FIG. 1 is a side sectional view of a ball grid array package mounting substrate according to the present invention.

FIG. 2 is a side sectional view showing a state where a ball grid array package is mounted on a ball grid array package mounting substrate according to the present invention.

FIG. 3 is a side sectional view showing a bonding state between a solder ball and a pad according to the present invention.

FIG. 4 is a side sectional view of a conventional ball grid array package mounting substrate.

FIG. 5 is a side sectional view showing a state where a ball grid array package is mounted on a conventional ball grid array package mounting substrate.

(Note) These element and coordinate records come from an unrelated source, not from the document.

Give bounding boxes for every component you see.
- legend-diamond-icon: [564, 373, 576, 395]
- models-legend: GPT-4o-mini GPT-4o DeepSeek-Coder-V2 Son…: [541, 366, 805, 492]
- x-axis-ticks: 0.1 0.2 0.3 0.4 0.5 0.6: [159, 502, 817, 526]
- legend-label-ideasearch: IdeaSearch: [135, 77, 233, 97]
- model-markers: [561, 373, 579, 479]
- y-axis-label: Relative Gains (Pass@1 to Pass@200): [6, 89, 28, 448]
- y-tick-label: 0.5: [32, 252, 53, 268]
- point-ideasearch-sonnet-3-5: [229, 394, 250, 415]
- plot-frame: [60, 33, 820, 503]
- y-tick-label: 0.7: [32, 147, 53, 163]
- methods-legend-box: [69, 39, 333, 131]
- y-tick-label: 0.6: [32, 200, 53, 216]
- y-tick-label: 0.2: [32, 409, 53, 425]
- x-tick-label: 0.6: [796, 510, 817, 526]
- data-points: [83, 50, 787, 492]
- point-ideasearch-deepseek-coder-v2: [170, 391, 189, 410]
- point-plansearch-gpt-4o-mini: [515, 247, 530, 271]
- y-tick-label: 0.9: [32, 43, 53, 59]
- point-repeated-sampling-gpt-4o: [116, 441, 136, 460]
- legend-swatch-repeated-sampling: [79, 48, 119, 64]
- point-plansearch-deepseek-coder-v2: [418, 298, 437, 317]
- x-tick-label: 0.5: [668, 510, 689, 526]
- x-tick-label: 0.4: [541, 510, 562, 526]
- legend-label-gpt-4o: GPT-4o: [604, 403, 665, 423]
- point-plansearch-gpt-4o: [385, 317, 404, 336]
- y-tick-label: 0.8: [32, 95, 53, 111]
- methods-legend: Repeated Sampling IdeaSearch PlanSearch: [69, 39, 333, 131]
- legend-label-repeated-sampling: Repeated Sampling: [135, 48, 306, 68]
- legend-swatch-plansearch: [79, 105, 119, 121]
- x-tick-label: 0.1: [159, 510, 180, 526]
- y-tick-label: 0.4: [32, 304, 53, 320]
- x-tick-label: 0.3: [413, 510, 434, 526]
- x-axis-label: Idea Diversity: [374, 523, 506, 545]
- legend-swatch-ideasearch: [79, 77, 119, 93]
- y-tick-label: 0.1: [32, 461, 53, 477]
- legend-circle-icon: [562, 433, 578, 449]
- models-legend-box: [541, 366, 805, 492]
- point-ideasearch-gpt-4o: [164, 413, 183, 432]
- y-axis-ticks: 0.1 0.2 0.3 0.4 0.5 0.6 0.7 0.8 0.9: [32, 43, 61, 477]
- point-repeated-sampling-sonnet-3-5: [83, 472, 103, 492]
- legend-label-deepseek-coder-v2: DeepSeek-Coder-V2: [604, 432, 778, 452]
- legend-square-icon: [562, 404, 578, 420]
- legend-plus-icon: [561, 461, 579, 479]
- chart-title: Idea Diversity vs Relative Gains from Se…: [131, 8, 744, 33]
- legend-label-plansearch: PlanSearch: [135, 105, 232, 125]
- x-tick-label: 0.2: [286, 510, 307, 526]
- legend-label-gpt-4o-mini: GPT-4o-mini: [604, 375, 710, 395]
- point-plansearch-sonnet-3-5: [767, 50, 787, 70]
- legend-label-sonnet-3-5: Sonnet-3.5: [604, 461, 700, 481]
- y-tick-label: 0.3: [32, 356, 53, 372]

FIG. 6 is a side cross-sectional view showing a conventional solder ball and pad bonded state.

[Explanation of symbols]

 Reference Signs List 20 ball grid array package 22 I / O electrode 23 solder ball 25 solder bump 30 printed wiring board 31 insulating substrate 32 pad 33 lower layer pad 34 upper layer pad 35, 37 photoresist 36, 38 opening 39 recess

Claims (2)

[Claims] 1. A substrate having connection pads provided corresponding to solder balls of a ball grid array package, wherein a lower layer has a diameter larger than the diameter of the solder balls and an upper layer has a diameter substantially equal to the diameter of the solder balls. A connection pad having a diameter and formed in a terrace shape on the substrate;
A first solder resist formed on the substrate and having an opening having a diameter substantially equal to a diameter of a lower layer of the connection pad; and an opening having a diameter substantially equal to a diameter of the solder ball, and forming the opening with the first solder resist. A substrate for mounting a ball grid array package, comprising: a second solder resist formed on the first solder resist by aligning the openings of the solder resist coaxially. 2. The semiconductor device according to claim 1, wherein said first solder resist and said second solder resist have respective thicknesses of:
2. The substrate for mounting a ball grid array package according to claim 1, wherein the radius of the solder ball is approximately one half.